Re: CF Networking -- Seeking clarity on today's implementation


Amit Kumar Gupta
 

Hey Ravi, great questions. You're right, all these details may not be well
documented. Out of curiosity, where did you look for documentation, and
where did you find out what you've currently come to know?

Responses inline.

On Wednesday, December 16, 2015, ravi malhotra <ravi.malhotra(a)bnymellon.com>
wrote:

I did not find detailed documentation so I have created a set of
assumptions below on how CF Networking works. Are these correct? Can I get
answers to the questions? Thank you!

High Level Architecture/Scaling:
1. APP Containers and CF Routers are created/destroyed dynamically to
support application needs.

Depends what you mean by dynamically. Users of the platform (people who
push apps) can scale apps via command line "cf scale myapp -i 4" (for 4
instances) or with an application manifest. That's true of open source CF.
Some official vendors (e.g.
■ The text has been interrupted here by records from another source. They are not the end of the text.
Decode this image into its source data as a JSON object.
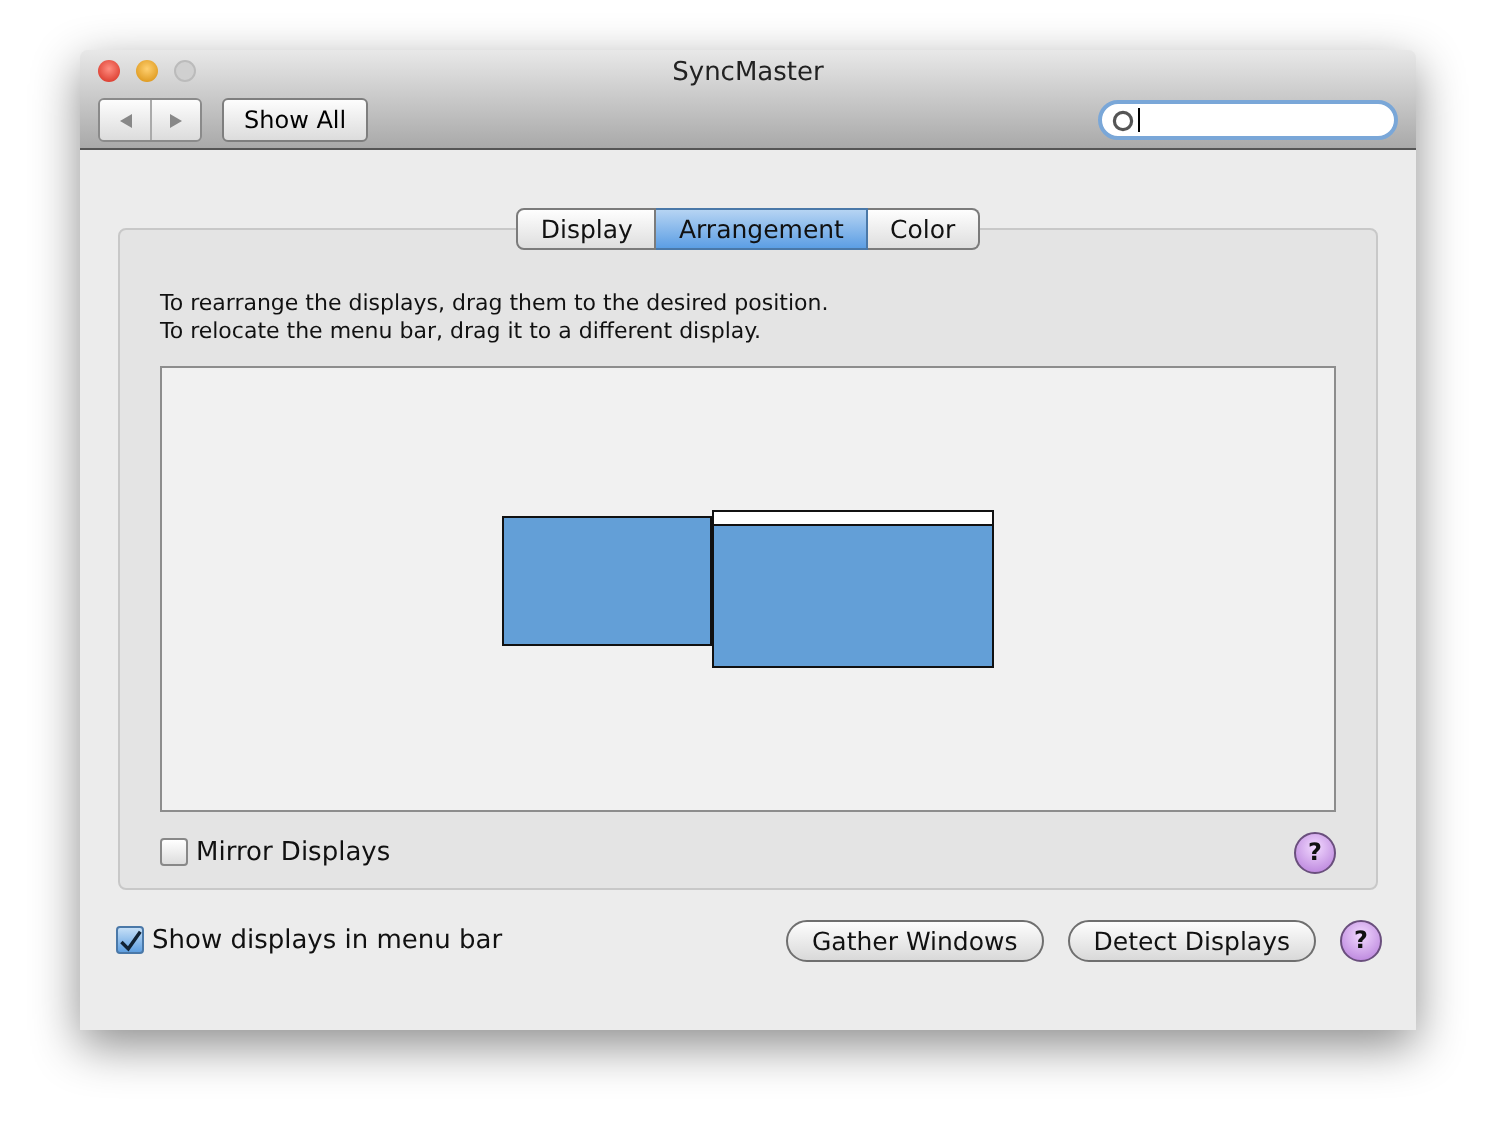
{
  "window": {
    "title": "SyncMaster",
    "show_all": "Show All"
  },
  "tabs": [
    {
      "label": "Display",
      "selected": false
    },
    {
      "label": "Arrangement",
      "selected": true
    },
    {
      "label": "Color",
      "selected": false
    }
  ],
  "instructions": [
    "To rearrange the displays, drag them to the desired position.",
    "To relocate the menu bar, drag it to a different display."
  ],
  "displays": [
    {
      "has_menu_bar": false
    },
    {
      "has_menu_bar": true
    }
  ],
  "mirror": {
    "label": "Mirror Displays",
    "checked": false,
    "help": "?"
  },
  "footer": {
    "show_in_menu_bar": {
      "label": "Show displays in menu bar",
      "checked": true
    },
    "buttons": [
      "Gather Windows",
      "Detect Displays"
    ],
    "help": "?"
  }
}
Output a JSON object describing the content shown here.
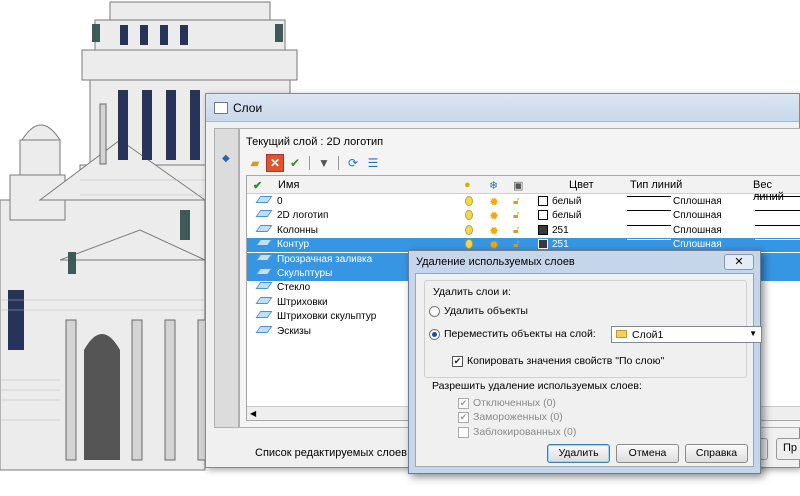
{
  "window": {
    "title": "Слои",
    "current_layer_label": "Текущий слой : 2D логотип",
    "status_text": "Список редактируемых слоев",
    "bottom_buttons": [
      "",
      "Пр"
    ]
  },
  "columns": {
    "status": "",
    "name": "Имя",
    "color": "Цвет",
    "linetype": "Тип линий",
    "lineweight": "Вес линий"
  },
  "layers": [
    {
      "name": "0",
      "color_name": "белый",
      "color_hex": "#ffffff",
      "linetype": "Сплошная",
      "selected": false
    },
    {
      "name": "2D логотип",
      "color_name": "белый",
      "color_hex": "#ffffff",
      "linetype": "Сплошная",
      "selected": false
    },
    {
      "name": "Колонны",
      "color_name": "251",
      "color_hex": "#3a3a3a",
      "linetype": "Сплошная",
      "selected": false
    },
    {
      "name": "Контур",
      "color_name": "251",
      "color_hex": "#3a3a3a",
      "linetype": "Сплошная",
      "selected": true
    },
    {
      "name": "Прозрачная заливка",
      "color_name": "",
      "color_hex": "",
      "linetype": "",
      "selected": true
    },
    {
      "name": "Скульптуры",
      "color_name": "",
      "color_hex": "",
      "linetype": "",
      "selected": true
    },
    {
      "name": "Стекло",
      "color_name": "",
      "color_hex": "",
      "linetype": "",
      "selected": false
    },
    {
      "name": "Штриховки",
      "color_name": "",
      "color_hex": "",
      "linetype": "",
      "selected": false
    },
    {
      "name": "Штриховки скульптур",
      "color_name": "",
      "color_hex": "",
      "linetype": "",
      "selected": false
    },
    {
      "name": "Эскизы",
      "color_name": "",
      "color_hex": "",
      "linetype": "",
      "selected": false
    }
  ],
  "dialog": {
    "title": "Удаление используемых слоев",
    "close": "✕",
    "delete_group_label": "Удалить слои и:",
    "option_delete_objects": "Удалить объекты",
    "option_move_objects": "Переместить объекты на слой:",
    "target_layer": "Слой1",
    "copy_properties": "Копировать значения свойств \"По слою\"",
    "allow_group_label": "Разрешить удаление используемых слоев:",
    "off_layers": "Отключенных (0)",
    "frozen_layers": "Замороженных (0)",
    "locked_layers": "Заблокированных (0)",
    "btn_delete": "Удалить",
    "btn_cancel": "Отмена",
    "btn_help": "Справка"
  },
  "colors": {
    "accent": "#3796e3",
    "dialog_frame": "#c5d6ea"
  }
}
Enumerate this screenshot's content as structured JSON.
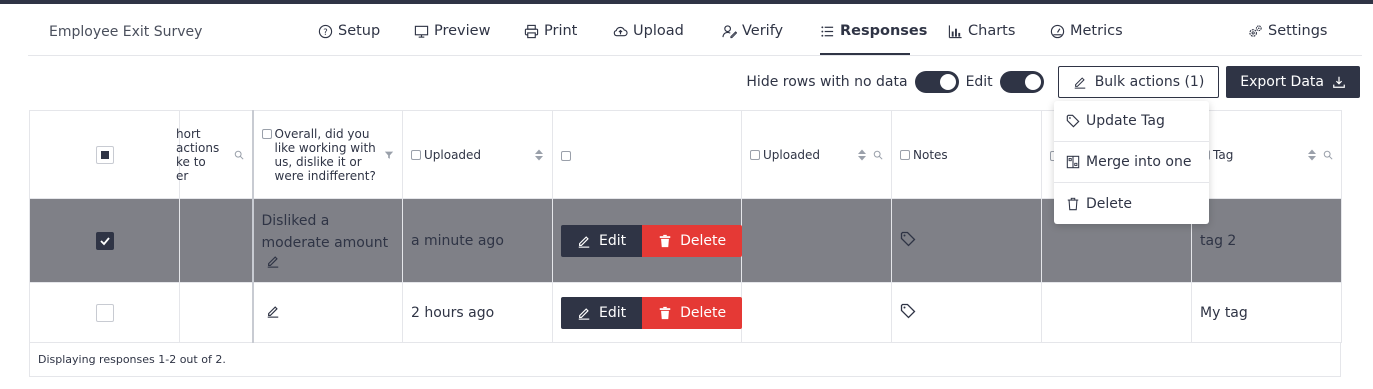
{
  "survey_title": "Employee Exit Survey",
  "nav": {
    "setup": "Setup",
    "preview": "Preview",
    "print": "Print",
    "upload": "Upload",
    "verify": "Verify",
    "responses": "Responses",
    "charts": "Charts",
    "metrics": "Metrics",
    "settings": "Settings"
  },
  "toolbar": {
    "hide_rows_label": "Hide rows with no data",
    "edit_label": "Edit",
    "bulk_actions": "Bulk actions (1)",
    "export": "Export Data"
  },
  "bulk_menu": [
    "Update Tag",
    "Merge into one",
    "Delete"
  ],
  "columns": {
    "truncated": "hort\nactions\nke to\ner",
    "question": "Overall, did you like working with us, dislike it or were indifferent?",
    "uploaded1": "Uploaded",
    "uploaded2": "Uploaded",
    "notes": "Notes",
    "tag": "Tag"
  },
  "rows": [
    {
      "answer": "Disliked a moderate amount",
      "uploaded": "a minute ago",
      "edit": "Edit",
      "delete": "Delete",
      "tag": "tag 2",
      "selected": true
    },
    {
      "answer": "",
      "uploaded": "2 hours ago",
      "edit": "Edit",
      "delete": "Delete",
      "tag": "My tag",
      "selected": false
    }
  ],
  "footer": "Displaying responses 1-2 out of 2.",
  "icons": [
    "question-circle-icon",
    "monitor-icon",
    "printer-icon",
    "cloud-upload-icon",
    "verify-icon",
    "list-icon",
    "bar-chart-icon",
    "gauge-icon",
    "gears-icon",
    "pencil-icon",
    "download-icon",
    "tag-icon",
    "merge-icon",
    "trash-icon",
    "search-icon",
    "sort-icon",
    "filter-icon",
    "check-icon"
  ],
  "colors": {
    "dark": "#2f3445",
    "danger": "#e53935",
    "selected_row": "#7f8087"
  }
}
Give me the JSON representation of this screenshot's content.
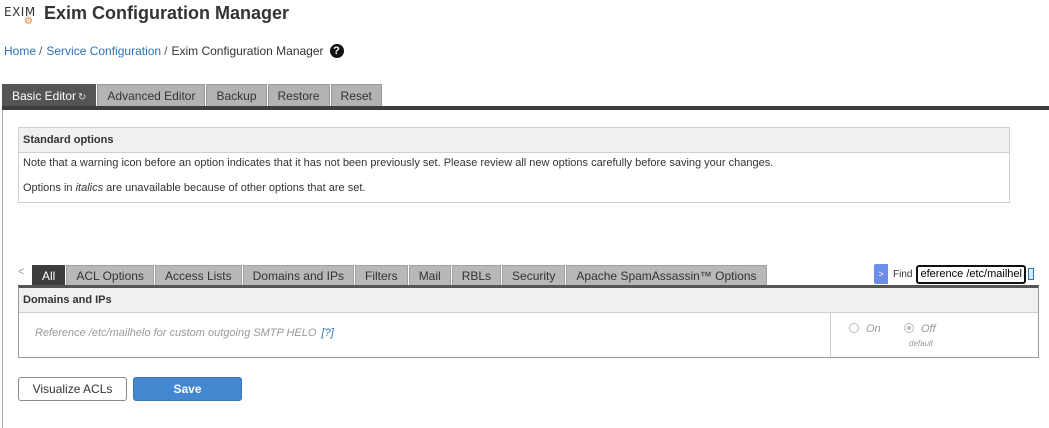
{
  "header": {
    "logo_text": "EXIM",
    "title": "Exim Configuration Manager"
  },
  "breadcrumb": {
    "home": "Home",
    "service": "Service Configuration",
    "current": "Exim Configuration Manager",
    "separator": "/",
    "help_glyph": "?"
  },
  "main_tabs": [
    {
      "label": "Basic Editor",
      "active": true
    },
    {
      "label": "Advanced Editor",
      "active": false
    },
    {
      "label": "Backup",
      "active": false
    },
    {
      "label": "Restore",
      "active": false
    },
    {
      "label": "Reset",
      "active": false
    }
  ],
  "standard_options": {
    "title": "Standard options",
    "note": "Note that a warning icon before an option indicates that it has not been previously set. Please review all new options carefully before saving your changes.",
    "italics_prefix": "Options in ",
    "italics_word": "italics",
    "italics_suffix": " are unavailable because of other options that are set."
  },
  "sub_tabs": [
    {
      "label": "All",
      "active": true
    },
    {
      "label": "ACL Options",
      "active": false
    },
    {
      "label": "Access Lists",
      "active": false
    },
    {
      "label": "Domains and IPs",
      "active": false
    },
    {
      "label": "Filters",
      "active": false
    },
    {
      "label": "Mail",
      "active": false
    },
    {
      "label": "RBLs",
      "active": false
    },
    {
      "label": "Security",
      "active": false
    },
    {
      "label": "Apache SpamAssassin™ Options",
      "active": false
    }
  ],
  "sub_tabs_prev": "<",
  "find": {
    "button": ">",
    "label": "Find",
    "value": "eference /etc/mailhelo"
  },
  "domains_panel": {
    "title": "Domains and IPs",
    "option_label": "Reference /etc/mailhelo for custom outgoing SMTP HELO",
    "help_link": "[?]",
    "radio_on": "On",
    "radio_off": "Off",
    "selected": "Off",
    "default_note": "default"
  },
  "buttons": {
    "visualize": "Visualize ACLs",
    "save": "Save"
  },
  "colors": {
    "link": "#2a73b8",
    "save_button": "#4287cf",
    "active_tab": "#555555",
    "logo_accent": "#f0833a"
  }
}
Pivotal) offer application monitoring and
autoscaling add-on services.

Routers are part of the platform and are managed by an operator. These are
deployed using BOSH and are scaled up via a manifest change (BOSH manifest
though, not CF). There are no dynamic solutions for this in OSS or vendor
solutions at this time that I know of.


2. A Router can LB to any DEA in the environment (or, are there
Availability Zones which prescribe sets of Routers and DEAs?)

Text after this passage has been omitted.